На следующий день она всё же согласилась встретиться. Не из любви. Из желания поставить точку. Или многоточие — смотря, как пойдёт.
Они встретились в нотариальной конторе на Таганке. Дмитрий уже сидел там, в тёмной куртке, с папкой под мышкой и с тем самым выражением лица, которое бывает у мужчин, которых выгнали из дома, но они всё ещё надеются, что это розыгрыш.
— Привет, — сказал он тихо.
— Здравствуй, — сдержанно кивнула она. — Ты хотел обсудить имущество?
— Ну, типа того... — он почесал затылок. — Смотри, у нас в квартире есть... ну... общее. Твоя стиралка, мой телик, тостер...
— Мама. Не забудь указать, чья мама. Твоя.
— Лен, давай без язв...
— Язв меньше, чем денег в моей коробке, — усмехнулась она. — Ладно, говори.
Он достал бумажку. Написано было от руки.
Список имущества:
- Холодильник — общий
- Тостер — Дмитрий
- Стиральная машина — Елена
- Телевизор — Дмитрий
- Шкаф — общий
- Коробка из-под духов — Елена
— Ты серьёзно? — она не выдержала и рассмеялась. — Коробку из-под духов? В список?
— Ну ты же из-за неё ушла, — пожал плечами он.
— Я ушла не из-за коробки, Дим. А потому что я в этом списке даже не значилась.
Он молчал.
— Ты всегда был между мной и мамой. Только вот стоял ты ближе к ней.
— Я просто не хотел обидеть... ни тебя, ни её.
— А получилось — обеих.
Он кивнул. Словно только сейчас понял, как оно работает: когда пытаешься усидеть на двух стульях, часто оказываешься на полу.
После нотариуса они зашли в кафе. Сидели напротив друг друга, как два бывших агента в фильме о разведке. Каждый знает слишком много, каждый боится сказать ещё больше.
— Она думала, что ты меня бросишь, — сказал Дмитрий, глядя в чашку с капучино. — Говорила, что ты не для семьи. Что ты — на время.
— А я думала, что ты — на всю жизнь, — вздохнула она. — Глупо, да?
Он потёр глаза. Видно было, что не спал. А может, просто впервые заметил, что рядом — не просто «Лена из бухгалтерии», а человек.
— Мама призналась. Она брала деньги. Хотела отложить на новый диван, «чтоб не просить у тебя». Считала, что ты и так слишком много на себя берёшь.
— Она у меня брала. Без спроса. Это и называется — воровать.
— Я знаю. И... я сказал ей, что это неправильно. Она плакала.
— Она — взрослый человек. Пусть плачет. Я вот тоже плакала. В маршрутке.
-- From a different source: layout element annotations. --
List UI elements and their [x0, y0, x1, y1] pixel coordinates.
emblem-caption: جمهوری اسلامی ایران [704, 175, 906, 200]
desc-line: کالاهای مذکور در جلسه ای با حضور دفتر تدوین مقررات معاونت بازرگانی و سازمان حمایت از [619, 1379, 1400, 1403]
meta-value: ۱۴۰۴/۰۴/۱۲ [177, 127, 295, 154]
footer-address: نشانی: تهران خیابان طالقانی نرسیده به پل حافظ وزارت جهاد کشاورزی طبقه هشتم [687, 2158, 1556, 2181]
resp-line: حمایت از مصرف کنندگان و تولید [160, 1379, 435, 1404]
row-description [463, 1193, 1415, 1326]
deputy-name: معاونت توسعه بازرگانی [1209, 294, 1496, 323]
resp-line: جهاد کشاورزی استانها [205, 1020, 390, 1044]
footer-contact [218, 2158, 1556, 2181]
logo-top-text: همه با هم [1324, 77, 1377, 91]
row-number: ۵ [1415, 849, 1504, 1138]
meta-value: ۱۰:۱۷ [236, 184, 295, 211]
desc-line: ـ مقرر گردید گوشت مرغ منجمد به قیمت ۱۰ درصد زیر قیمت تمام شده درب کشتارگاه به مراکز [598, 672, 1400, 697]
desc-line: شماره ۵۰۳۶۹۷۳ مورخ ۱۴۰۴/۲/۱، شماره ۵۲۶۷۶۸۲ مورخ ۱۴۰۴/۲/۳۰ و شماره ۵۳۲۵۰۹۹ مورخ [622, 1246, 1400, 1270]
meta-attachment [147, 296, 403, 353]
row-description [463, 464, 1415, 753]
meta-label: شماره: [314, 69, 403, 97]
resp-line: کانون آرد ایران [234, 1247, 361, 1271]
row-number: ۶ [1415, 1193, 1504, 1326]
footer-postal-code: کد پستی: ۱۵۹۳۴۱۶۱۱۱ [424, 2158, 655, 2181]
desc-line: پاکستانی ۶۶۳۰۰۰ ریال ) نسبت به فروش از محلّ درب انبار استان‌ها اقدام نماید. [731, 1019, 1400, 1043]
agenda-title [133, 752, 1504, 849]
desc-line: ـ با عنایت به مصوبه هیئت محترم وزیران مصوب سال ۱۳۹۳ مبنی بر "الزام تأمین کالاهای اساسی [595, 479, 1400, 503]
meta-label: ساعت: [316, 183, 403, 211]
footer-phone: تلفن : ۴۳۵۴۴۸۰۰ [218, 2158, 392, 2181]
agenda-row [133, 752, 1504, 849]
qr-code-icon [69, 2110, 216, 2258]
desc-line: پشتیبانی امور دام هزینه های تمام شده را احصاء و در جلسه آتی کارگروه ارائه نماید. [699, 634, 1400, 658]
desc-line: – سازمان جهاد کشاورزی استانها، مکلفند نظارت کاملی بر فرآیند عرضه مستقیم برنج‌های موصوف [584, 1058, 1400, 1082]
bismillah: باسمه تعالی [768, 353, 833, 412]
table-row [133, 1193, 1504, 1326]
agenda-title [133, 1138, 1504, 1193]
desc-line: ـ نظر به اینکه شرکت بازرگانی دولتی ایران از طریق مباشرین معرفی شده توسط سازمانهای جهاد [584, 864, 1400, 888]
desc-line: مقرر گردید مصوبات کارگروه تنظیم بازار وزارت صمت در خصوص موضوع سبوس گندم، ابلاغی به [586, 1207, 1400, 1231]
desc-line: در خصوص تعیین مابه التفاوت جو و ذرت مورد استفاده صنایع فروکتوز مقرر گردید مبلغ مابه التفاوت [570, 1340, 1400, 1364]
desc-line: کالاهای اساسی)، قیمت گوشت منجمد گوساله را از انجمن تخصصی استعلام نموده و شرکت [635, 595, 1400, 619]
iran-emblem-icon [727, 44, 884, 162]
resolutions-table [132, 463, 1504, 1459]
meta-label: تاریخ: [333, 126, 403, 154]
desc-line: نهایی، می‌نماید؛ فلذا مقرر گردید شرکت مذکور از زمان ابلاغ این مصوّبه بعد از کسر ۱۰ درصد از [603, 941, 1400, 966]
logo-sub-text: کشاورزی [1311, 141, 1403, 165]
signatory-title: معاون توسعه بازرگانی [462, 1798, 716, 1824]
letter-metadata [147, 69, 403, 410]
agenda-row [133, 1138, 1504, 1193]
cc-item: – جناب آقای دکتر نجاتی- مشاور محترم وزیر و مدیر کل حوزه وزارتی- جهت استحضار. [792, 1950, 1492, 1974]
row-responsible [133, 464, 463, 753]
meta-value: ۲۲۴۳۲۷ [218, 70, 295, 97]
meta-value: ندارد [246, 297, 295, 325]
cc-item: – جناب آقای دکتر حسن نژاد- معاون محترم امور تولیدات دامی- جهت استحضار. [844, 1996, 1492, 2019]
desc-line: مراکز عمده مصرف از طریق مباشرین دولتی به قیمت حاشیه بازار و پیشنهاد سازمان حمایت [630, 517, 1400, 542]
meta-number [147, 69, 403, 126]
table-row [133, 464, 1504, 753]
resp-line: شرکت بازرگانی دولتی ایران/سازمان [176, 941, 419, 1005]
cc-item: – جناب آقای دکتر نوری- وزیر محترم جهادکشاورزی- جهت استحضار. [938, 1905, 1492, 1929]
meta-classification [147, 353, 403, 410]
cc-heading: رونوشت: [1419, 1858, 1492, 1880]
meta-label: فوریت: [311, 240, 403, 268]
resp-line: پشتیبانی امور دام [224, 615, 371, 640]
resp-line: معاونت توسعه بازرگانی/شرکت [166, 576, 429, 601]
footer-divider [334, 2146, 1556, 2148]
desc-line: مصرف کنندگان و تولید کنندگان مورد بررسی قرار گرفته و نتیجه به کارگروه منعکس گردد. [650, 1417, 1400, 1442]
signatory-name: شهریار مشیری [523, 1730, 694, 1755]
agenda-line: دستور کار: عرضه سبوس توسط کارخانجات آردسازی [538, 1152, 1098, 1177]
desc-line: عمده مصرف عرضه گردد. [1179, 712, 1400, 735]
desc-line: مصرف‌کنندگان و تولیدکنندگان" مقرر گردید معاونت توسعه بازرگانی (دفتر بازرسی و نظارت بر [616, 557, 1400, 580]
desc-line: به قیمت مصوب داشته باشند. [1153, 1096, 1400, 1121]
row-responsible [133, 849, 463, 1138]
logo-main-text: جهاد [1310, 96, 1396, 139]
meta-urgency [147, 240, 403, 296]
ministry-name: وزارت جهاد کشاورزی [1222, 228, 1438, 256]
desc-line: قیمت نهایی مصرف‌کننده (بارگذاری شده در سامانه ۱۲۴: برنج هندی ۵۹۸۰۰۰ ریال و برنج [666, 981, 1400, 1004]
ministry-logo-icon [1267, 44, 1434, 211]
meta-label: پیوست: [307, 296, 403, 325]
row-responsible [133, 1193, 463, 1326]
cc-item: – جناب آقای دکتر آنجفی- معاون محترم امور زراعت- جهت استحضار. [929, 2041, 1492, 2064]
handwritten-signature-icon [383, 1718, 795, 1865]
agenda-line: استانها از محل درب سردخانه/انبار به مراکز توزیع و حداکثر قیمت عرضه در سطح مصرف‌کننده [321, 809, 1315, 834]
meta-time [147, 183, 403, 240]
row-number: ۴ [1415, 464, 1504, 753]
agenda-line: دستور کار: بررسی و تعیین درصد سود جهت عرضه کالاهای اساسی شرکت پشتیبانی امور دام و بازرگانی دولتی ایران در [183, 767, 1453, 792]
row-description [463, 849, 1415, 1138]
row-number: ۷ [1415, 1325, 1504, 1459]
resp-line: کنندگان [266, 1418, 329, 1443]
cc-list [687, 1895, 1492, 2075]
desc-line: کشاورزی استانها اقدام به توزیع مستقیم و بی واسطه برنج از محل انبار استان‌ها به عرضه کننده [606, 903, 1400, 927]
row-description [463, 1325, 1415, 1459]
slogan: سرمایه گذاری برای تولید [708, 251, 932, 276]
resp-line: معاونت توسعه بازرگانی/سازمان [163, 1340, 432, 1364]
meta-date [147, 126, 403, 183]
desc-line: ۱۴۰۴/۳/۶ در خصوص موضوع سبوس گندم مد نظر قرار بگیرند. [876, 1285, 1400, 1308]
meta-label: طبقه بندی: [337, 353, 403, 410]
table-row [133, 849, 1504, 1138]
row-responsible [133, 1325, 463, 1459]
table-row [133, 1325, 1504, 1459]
Потому что у меня не было даже на такси до новой квартиры.
Он не нашёл, что ответить. Просто достал конверт.
— Это. Вернул.
Внутри — деньги. В ровных стопках. Как и было.
— Я не ради денег ушла, — тихо сказала она.
— Я знаю. Но если есть шанс... — он поднял глаза, впервые за весь вечер по-настоящему.
— Шанс есть. Начать с чистого листа. Только без грибов. И без ключей у Веры Павловны.
Он кивнул.
— И без её комментариев про мою тушь. Я всё помню: «Как будто плакала всю ночь — такая косметика нынче». Никакой косметики. Только факты. Только уважение.
— Согласен.
— И, Дима. Если мы будем пробовать снова... ты должен наконец выбрать, где ты живёшь: со мной или в маминых надеждах.
Он встал, подошёл, обнял.
— Я выбираю тебя. И честную коробку.
Через неделю Елена вернулась. Не к Вере Павловне — к себе. Потому что в этом доме она теперь жила на правах жены, а не временной гостьи. Ключ от шкафа был только у неё. А коробка стояла уже на верхней полке. Пустая. Но с обещанием: в следующий раз они будут копить туда на путешествие. Вместе.
И грибов в доме больше не было. Ни в кастрюле, ни в отношениях.
Прошло два месяца. Вроде бы — ничего и не случилось. Квартира как квартира, люди как люди. Дмитрий даже купил новый ковёр — «чтобы всё стало по-домашнему». Соседка тётя Зоя, увидев, как Елена выносит из лифта ящик с новой микроволновкой, шепнула:
— Ну, с возвращением, красавица. Главное — чтоб теперь не сбежала. Или хотя бы чтоб с деньгами не было…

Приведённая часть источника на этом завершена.